Born Jan. 1, 1938 in Bayonne, New Jersey, Frank Langella pursued acting from an early age. After college he moved to New York City. In 1963, he had his off-Broadway stage debut in The Immoralist. He played a variety of Broadway roles, but playing Richard Nixon in Frost/Nixon changed his career. He won a Tony and Ron Howard directed him in the film version in 2008.

Early Career

Actor, director, producer. Born on January 1, 1938, in Bayonne, New Jersey. (Some sources give 1940 as his birth year.) From an early age, Langella had an interest in becoming an actor. He studied acting at Syracuse University, then moved to New York City. While in New York, Langella joined the Lincoln Center Repertory Company where he studied his craft with the likes of Elia Kazan. He made his stage debut in an off-Broadway production of The Immoralist in 1963. Langella soon appeared in a string of productions, earning a 1966 OBIE Award for his performances in Good Day and The White Devil.

 

On Broadway

On Broadway, Langella had a role in William Gibson's A Cry of Players, which netted him the 1969 Drama Desk Award for Outstanding Performance. As his star continued to rise, Langella got his first taste of film success with 1970’s Diary of a Mad Housewife. Carrie Snodgress starred as the title character—playing a woman bullied by both her husband and her demanding daughters—who finds escape in her affair with a writer (played by Langella). Langella received critical praise for his performance in the drama. Trying his hand at lighter fare, Langella next starred in the Mel Brooks comedy, The Twelve Chairs (1970), as a Russian con man.

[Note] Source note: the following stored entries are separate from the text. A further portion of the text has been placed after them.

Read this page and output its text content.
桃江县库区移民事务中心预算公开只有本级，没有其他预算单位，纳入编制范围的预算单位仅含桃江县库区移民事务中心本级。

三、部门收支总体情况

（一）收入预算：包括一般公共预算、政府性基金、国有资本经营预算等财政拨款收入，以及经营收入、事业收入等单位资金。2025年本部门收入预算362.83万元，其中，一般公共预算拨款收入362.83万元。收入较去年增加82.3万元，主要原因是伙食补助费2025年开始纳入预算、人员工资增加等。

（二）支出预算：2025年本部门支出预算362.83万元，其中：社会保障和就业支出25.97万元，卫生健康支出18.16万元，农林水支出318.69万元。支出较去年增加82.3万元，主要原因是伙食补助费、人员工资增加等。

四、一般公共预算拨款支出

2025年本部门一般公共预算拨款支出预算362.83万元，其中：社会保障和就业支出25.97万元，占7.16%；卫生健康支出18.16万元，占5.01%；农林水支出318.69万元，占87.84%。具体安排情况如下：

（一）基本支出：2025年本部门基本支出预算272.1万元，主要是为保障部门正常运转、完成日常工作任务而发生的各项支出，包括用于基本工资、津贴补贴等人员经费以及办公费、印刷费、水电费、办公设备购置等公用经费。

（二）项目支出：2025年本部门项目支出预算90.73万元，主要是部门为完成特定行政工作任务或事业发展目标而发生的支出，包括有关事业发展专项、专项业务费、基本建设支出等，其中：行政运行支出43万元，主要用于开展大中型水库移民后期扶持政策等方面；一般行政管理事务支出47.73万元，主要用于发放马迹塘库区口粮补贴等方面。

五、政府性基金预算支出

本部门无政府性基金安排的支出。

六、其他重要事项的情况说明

Returning to Broadway in 1975, Langella received accolades for his work in Edward Albee’s Pulitzer Prize-winning play Seascape. The play explores the interaction between two couples—a mature human couple and a pair of lizards. As Leslie the lizard, Langella won his first Tony Award and his second Drama Desk Award. Langella next pursued another unusual stage role, playing the title character in Dracula. This 1977 production featured set and costume design by famed illustrator Edward Gorey. Two years later, Langella starred in the film adaptation, which helped make him a popular sex symbol. The cast also included Laurence Olivier, Donald Pleasence, and Kate Nelligan.

On the Big Screen

Langella earned favorable reviews for his next film effort, Those Lips, Those Eyes (1980), in which he played a mediocre veteran stage actor. Critic Roger Ebert described him as “appealingly vulnerable and egotistical as the theater’s star performer, always scanning the audience for Broadway talent scouts.” He then appeared in Sphinx (1981), an adaptation of the popular Robin Cook novel by the same name. Unfortunately the film proved to be a critical and commercial disappointment.

Focusing mostly on theatrical work, Langella played a broad range of characters in the 1980s.